Many public health experts—including Anthony Fauci—were less concerned about the vaccine’s effectiveness than about the possibility that the DSMB’s public airing might fuel vaccine hesitancy. And on Thursday, the company revised its results by adding more recent data. The updated numbers aren’t terribly different from their originals; in fact, they marginally improved for subjects over 65. The shot should get the stamp from US regulators soon.
Vaccine disinformation comes from just a few places
Research has shown that in the sea of anti-vaxxers, a surprisingly small number of people can create an immense splash. The Center for Countering Digital Hate, an organization that works to combat online disinformation, found that a near-supermajority of anti-vaccine content can be traced back to just twelve sources, which it has labelled the “disinformation dozen.”
Those include JFK’s nephew Robert F Kennedy Jr, alternative medicine proponent Joseph Moercola, and Ty and Charlene Bollinger, a married social media influencer couple who spread claims that Bill Gates is using vaccines to inject the world with microchips. Despite the fact that many of their claims violate various social media platforms’ terms of service, many of their Facebook, Twitter, and Instagram accounts remain untouched. Lawmakers, at least in the US, have begun to notice, but as of yet nothing substantial has been done about it.
Universities, once superspreaders, are becoming living vaccine experiments
Back in the autumn, American colleges and universities—with their bubbles of students living in close quarters—were COVID-19 hotspots. Stories of superspreader parties and dorm outbreaks abounded, to the point where the New York Times was tracking individual universities’ cases.

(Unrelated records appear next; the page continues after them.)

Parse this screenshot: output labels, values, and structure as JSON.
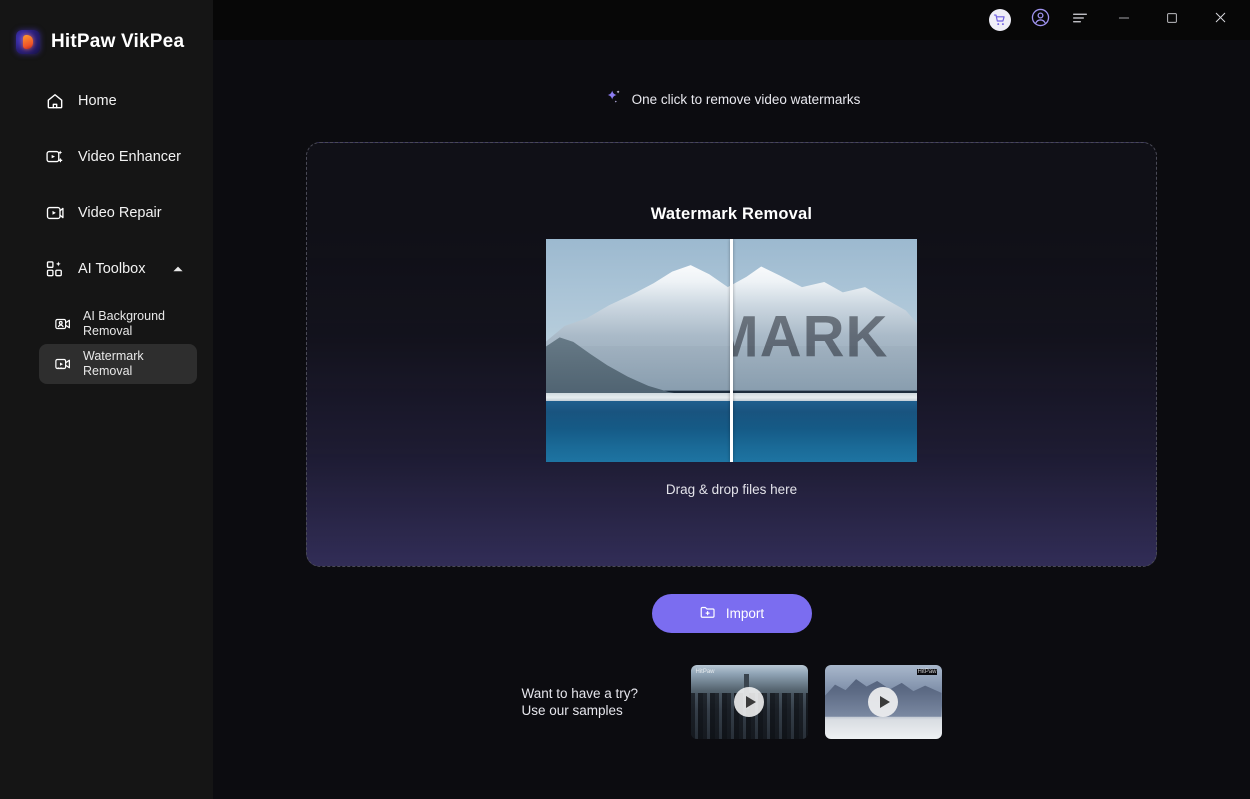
{
  "app": {
    "brand": "HitPaw VikPea",
    "logo_icon": "hitpaw-logo-icon"
  },
  "titlebar": {
    "buttons": [
      {
        "name": "cart-icon",
        "label": "Cart"
      },
      {
        "name": "account-icon",
        "label": "Account"
      },
      {
        "name": "menu-icon",
        "label": "Menu"
      },
      {
        "name": "minimize-icon",
        "label": "Minimize"
      },
      {
        "name": "maximize-icon",
        "label": "Maximize"
      },
      {
        "name": "close-icon",
        "label": "Close"
      }
    ]
  },
  "sidebar": {
    "items": [
      {
        "label": "Home",
        "icon": "home-icon"
      },
      {
        "label": "Video Enhancer",
        "icon": "video-enhancer-icon"
      },
      {
        "label": "Video Repair",
        "icon": "video-repair-icon"
      },
      {
        "label": "AI Toolbox",
        "icon": "ai-toolbox-icon",
        "expanded": true,
        "caret": "chevron-up-icon"
      }
    ],
    "subitems": [
      {
        "label": "AI Background\nRemoval",
        "icon": "ai-background-removal-icon",
        "active": false
      },
      {
        "label": "Watermark\nRemoval",
        "icon": "watermark-removal-icon",
        "active": true
      }
    ]
  },
  "main": {
    "tagline": "One click to remove video watermarks",
    "tagline_icon": "sparkle-icon",
    "dropzone": {
      "title": "Watermark Removal",
      "hint": "Drag & drop files here",
      "preview_watermark_text": "RMARK",
      "preview_name": "watermark-before-after-preview"
    },
    "import_button": {
      "label": "Import",
      "icon": "folder-plus-icon",
      "color": "#7b6df0"
    },
    "samples": {
      "text": "Want to have a try?\nUse our samples",
      "items": [
        {
          "name": "sample-video-city",
          "overlay_label": "HitPaw"
        },
        {
          "name": "sample-video-mountain",
          "overlay_label": "HitPaw"
        }
      ]
    }
  },
  "colors": {
    "accent": "#7b6df0",
    "sidebar_bg": "#151515",
    "titlebar_bg": "#070707",
    "main_bg": "#0c0c10",
    "active_item_bg": "#2e2e2e"
  }
}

Now, public health experts are turning their eyes to universities once more, this time to examine if and how the vaccinated could still transmit the virus. For the exact same reasons universities were vulnerable to spreading, they’re ideal to watch how the virus behaves when faced with the barriers of vaccines. Therefore, researchers plan to immunize 12,000 students with the Moderna vaccine and watch to see how the virus spreads amongst them.
Meanwhile, Rutgers University in New Jersey has become the first to mandate that students will need to be vaccinated in order to be on any of its three campuses this coming autumn. It’s a portent of what many of its counterparts might follow.